Order, discipline and hard work
This program has a certain appeal in small towns hit hard by the construction boom of the past two decades which has transformed them beyond recognition and left in its wake congested streets, the disappearance of free parking, and the replacement of traditional businesses by fast food chains; but also in larger cities such as Lausanne and Geneva, which have major drug and security problems.
A growing number of Swiss citizens are tired of the proliferation of American-style factory outlets along the major highways and large supermarkets where you are more likely to hear English spoken than French or German; and of the fact that the country's train system no longer runs as smoothly as it once did.

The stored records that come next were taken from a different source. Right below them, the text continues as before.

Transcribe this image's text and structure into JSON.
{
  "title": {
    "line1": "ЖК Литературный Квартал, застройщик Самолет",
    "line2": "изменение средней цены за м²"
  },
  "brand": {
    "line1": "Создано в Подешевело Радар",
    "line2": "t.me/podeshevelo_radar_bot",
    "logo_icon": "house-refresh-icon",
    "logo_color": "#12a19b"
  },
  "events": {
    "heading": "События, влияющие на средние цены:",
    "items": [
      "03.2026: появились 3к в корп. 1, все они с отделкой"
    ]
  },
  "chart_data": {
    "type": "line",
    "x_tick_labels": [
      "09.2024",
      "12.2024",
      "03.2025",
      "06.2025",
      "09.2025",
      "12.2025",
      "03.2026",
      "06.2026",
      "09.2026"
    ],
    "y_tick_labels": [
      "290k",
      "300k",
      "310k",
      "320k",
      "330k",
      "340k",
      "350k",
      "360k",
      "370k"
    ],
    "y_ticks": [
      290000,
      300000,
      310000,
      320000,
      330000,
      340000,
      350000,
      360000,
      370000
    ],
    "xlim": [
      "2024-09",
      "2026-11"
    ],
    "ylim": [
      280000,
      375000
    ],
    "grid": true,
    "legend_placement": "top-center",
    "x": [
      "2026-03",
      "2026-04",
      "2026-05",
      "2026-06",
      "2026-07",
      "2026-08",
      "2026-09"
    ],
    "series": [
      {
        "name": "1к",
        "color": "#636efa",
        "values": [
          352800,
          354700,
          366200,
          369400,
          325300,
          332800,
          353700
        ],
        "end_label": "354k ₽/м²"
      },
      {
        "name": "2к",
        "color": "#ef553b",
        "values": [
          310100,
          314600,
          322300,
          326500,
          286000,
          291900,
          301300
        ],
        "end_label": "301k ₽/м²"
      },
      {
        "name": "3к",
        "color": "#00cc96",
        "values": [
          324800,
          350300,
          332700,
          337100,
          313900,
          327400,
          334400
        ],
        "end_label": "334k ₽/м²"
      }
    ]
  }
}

None of these developments has anything to do with the ‘68 generation. They are rather the result of local governments and administrations eager to attract companies and international organizations in order to increase their revenue base by offering them all kinds of tax incentives. SVP politicians have been as complicit in promoting excessive development with all of its negative consequences as have been the politicians of other parties. The frustration, anger, indignation and resentment provoked by the results, however, have primarily benefited the SVP, which in turn has used its electoral capital not to address the country's real problems, largely linked to excessive development, but to promoting anti-‘68 nostalgia for a world that seems irretrievably lost.